The University of Illinois (UIUC) is working with Apple and other tech giants on the Speech Accessibility Project, which aims to improve voice recognition systems for people with speech patterns and disabilities current versions have trouble understanding.
While often derided for mishearing a user's request, voice recognition systems for digital assistants like Siri have become more accurate over the years, including the development of on-device recognition. In a new move, a project is aiming to increase the accuracy further, by targeting people with speech impediments and disabilities.
Partnering with Apple, Amazon, Google, Meta, and Microsoft, as well as non-profits, UIUC's Speech Accessibility Project will try to expand the range of speech patterns that voice recognition systems can understand. This includes a focus on speech affected by diseases and disabilities, including Lou Gehrig's disease, Amyotrophic Lateral Sclerosis, Parkinson's, cerebral palsy, and Down syndrome.
In some cases, speech recognition systems could provide quality-of-life improvements to users with ailments that inhibit movement, but issues affecting the user's voice can impact its effectiveness.

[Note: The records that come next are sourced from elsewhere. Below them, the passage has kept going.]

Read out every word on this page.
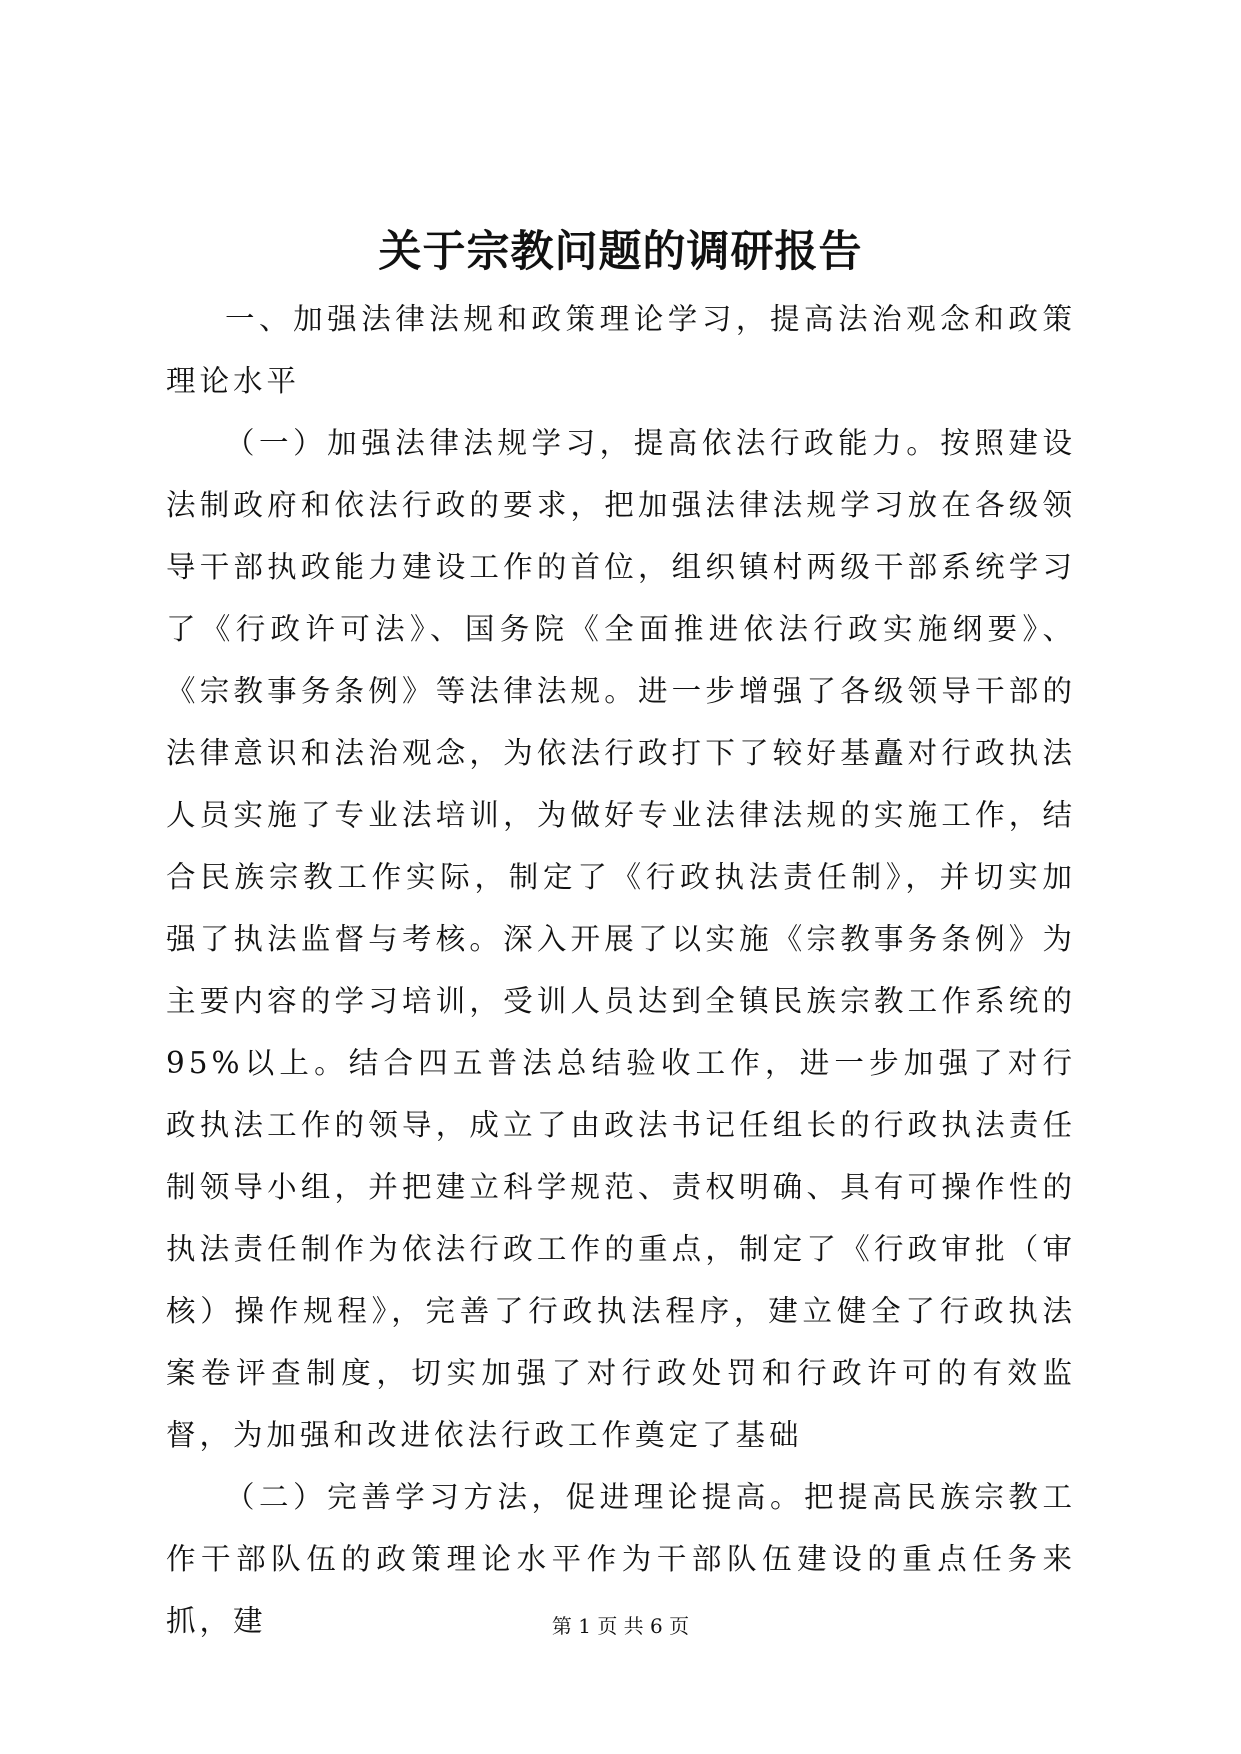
关于宗教问题的调研报告

一、加强法律法规和政策理论学习，提高法治观念和政策理论水平

（一）加强法律法规学习，提高依法行政能力。按照建设法制政府和依法行政的要求，把加强法律法规学习放在各级领导干部执政能力建设工作的首位，组织镇村两级干部系统学习了《行政许可法》、国务院《全面推进依法行政实施纲要》、《宗教事务条例》等法律法规。进一步增强了各级领导干部的法律意识和法治观念，为依法行政打下了较好基矗对行政执法人员实施了专业法培训，为做好专业法律法规的实施工作，结合民族宗教工作实际，制定了《行政执法责任制》，并切实加强了执法监督与考核。深入开展了以实施《宗教事务条例》为主要内容的学习培训，受训人员达到全镇民族宗教工作系统的95%以上。结合四五普法总结验收工作，进一步加强了对行政执法工作的领导，成立了由政法书记任组长的行政执法责任制领导小组，并把建立科学规范、责权明确、具有可操作性的执法责任制作为依法行政工作的重点，制定了《行政审批（审核）操作规程》，完善了行政执法程序，建立健全了行政执法案卷评查制度，切实加强了对行政处罚和行政许可的有效监督，为加强和改进依法行政工作奠定了基础

（二）完善学习方法，促进理论提高。把提高民族宗教工作干部队伍的政策理论水平作为干部队伍建设的重点任务来抓，建	第 1 页 共 6 页
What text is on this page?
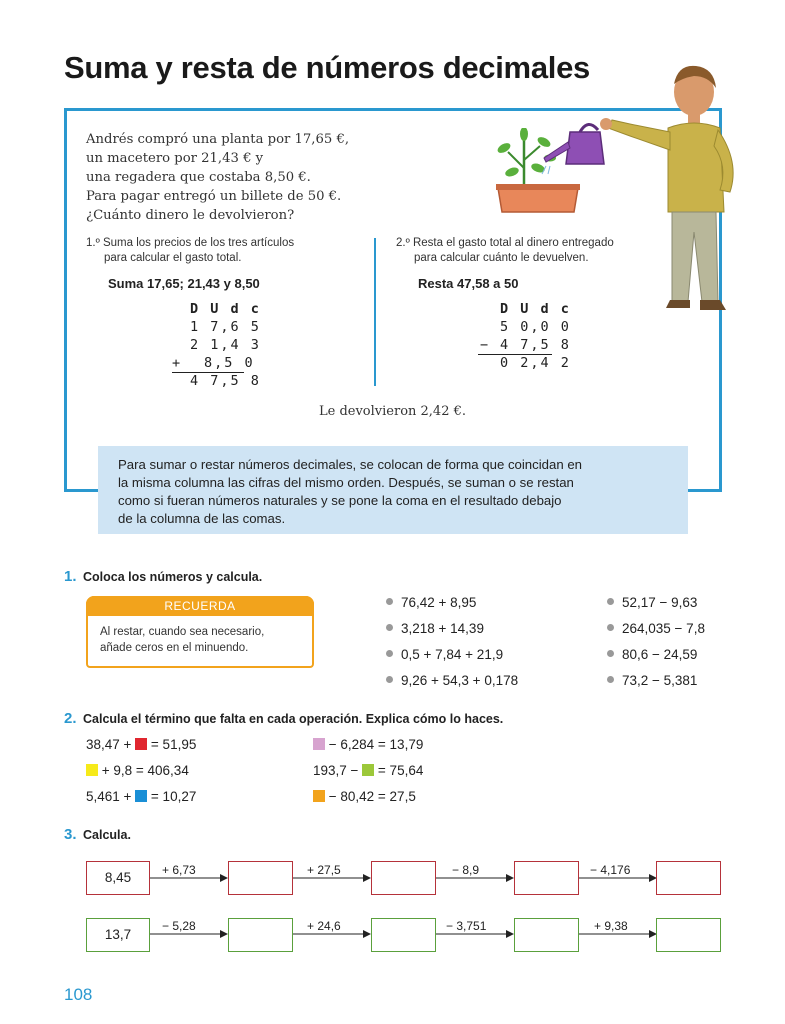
Suma y resta de números decimales
Andrés compró una planta por 17,65 €,
un macetero por 21,43 € y
una regadera que costaba 8,50 €.
Para pagar entregó un billete de 50 €.
¿Cuánto dinero le devolvieron?
1.º Suma los precios de los tres artículos
para calcular el gasto total.
Suma 17,65; 21,43 y 8,50
D U d c
1 7,6 5
2 1,4 3
+ 8,5 0
4 7,5 8
2.º Resta el gasto total al dinero entregado
para calcular cuánto le devuelven.
Resta 47,58 a 50
D U d c
5 0,0 0
− 4 7,5 8
0 2,4 2
Le devolvieron 2,42 €.
Para sumar o restar números decimales, se colocan de forma que coincidan en
la misma columna las cifras del mismo orden. Después, se suman o se restan
como si fueran números naturales y se pone la coma en el resultado debajo
de la columna de las comas.
1. Coloca los números y calcula.
RECUERDA
Al restar, cuando sea necesario,
añade ceros en el minuendo.
76,42 + 8,95
3,218 + 14,39
0,5 + 7,84 + 21,9
9,26 + 54,3 + 0,178
52,17 − 9,63
264,035 − 7,8
80,6 − 24,59
73,2 − 5,381
2. Calcula el término que falta en cada operación. Explica cómo lo haces.
38,47 +  = 51,95
+ 9,8 = 406,34
5,461 +  = 10,27
− 6,284 = 13,79
193,7 −  = 75,64
− 80,42 = 27,5
3. Calcula.
8,45	+ 6,73	+ 27,5	− 8,9	− 4,176
13,7
− 5,28	+ 24,6	− 3,751	+ 9,38
108
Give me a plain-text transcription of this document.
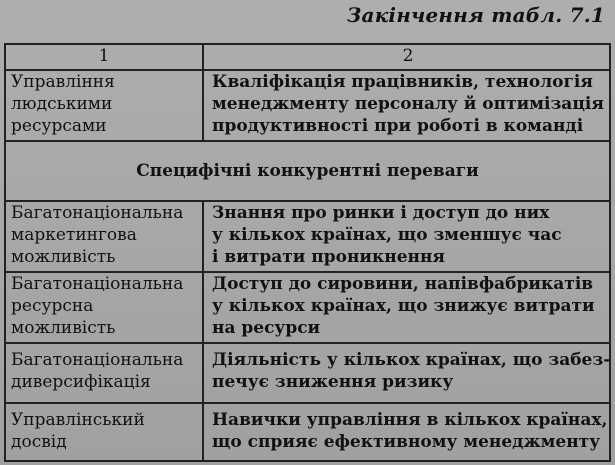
Закінчення табл. 7.1
1	2
Управління
людськими
ресурсами
Кваліфікація працівників, технологія
менеджменту персоналу й оптимізація
продуктивності при роботі в команді
Специфічні конкурентні переваги
Багатонаціональна
маркетингова
можливість
Знання про ринки і доступ до них
у кількох країнах, що зменшує час
і витрати проникнення
Багатонаціональна
ресурсна
можливість
Доступ до сировини, напівфабрикатів
у кількох країнах, що знижує витрати
на ресурси
Багатонаціональна
диверсифікація
Діяльність у кількох країнах, що забез-
печує зниження ризику
Управлінський
досвід
Навички управління в кількох країнах,
що сприяє ефективному менеджменту
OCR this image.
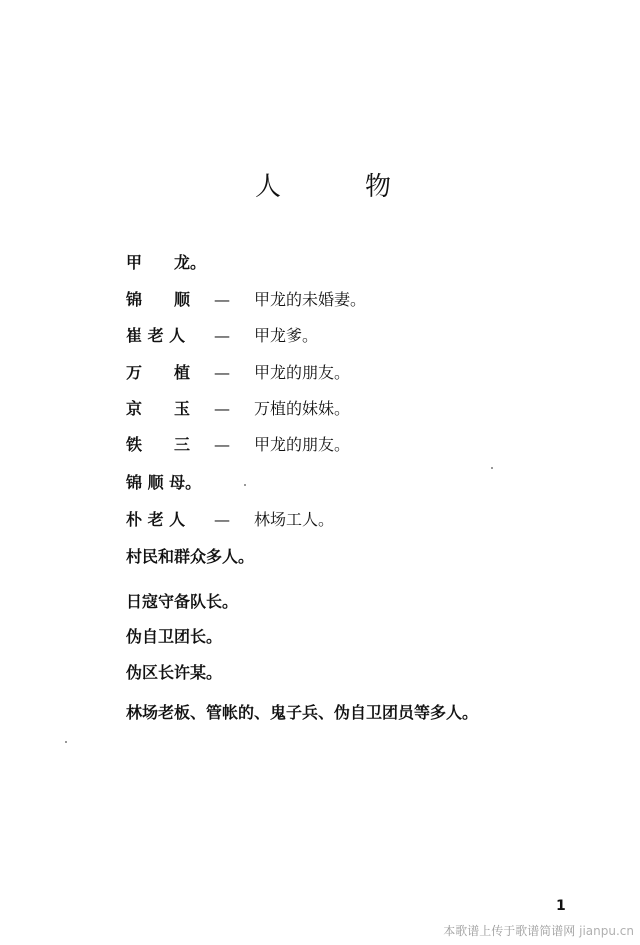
人	物
甲　　龙。
锦　　顺 — 甲龙的未婚妻。
崔 老 人 — 甲龙爹。
万　　植 — 甲龙的朋友。
京　　玉 — 万植的妹妹。
铁　　三 — 甲龙的朋友。
锦 顺 母。
朴 老 人 — 林场工人。
村民和群众多人。
日寇守备队长。
伪自卫团长。
伪区长许某。
林场老板、管帐的、鬼子兵、伪自卫团员等多人。
1
本歌谱上传于歌谱简谱网 jianpu.cn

Under the Speech Accessibility Project, samples will be collected from individuals "representing a diversity of speech patterns," to create a private and de-identified dataset. That dataset, which will focus on American English at first, could then be used to train machine learning models to better cope with the speech.
The involvement of a wide array of tech companies that have virtual assistants or offer speech recognition features in their tools could help speed up developments within the project. Instead of using separate teams that could duplicate the results found by others, the teams can instead collaborate directly through the project.
"Speech interfaces should be available to everybody, and that includes people with disabilities," said Mark Hasegawa-Johnson, a professor at UIUC. "This task has been difficult because it requires a lot of infrastructure, ideally the kind that can be supported by leading technology companies, so we've created a uniquely interdisciplinary team with expertise in linguistics, speech, AI, security, and privacy."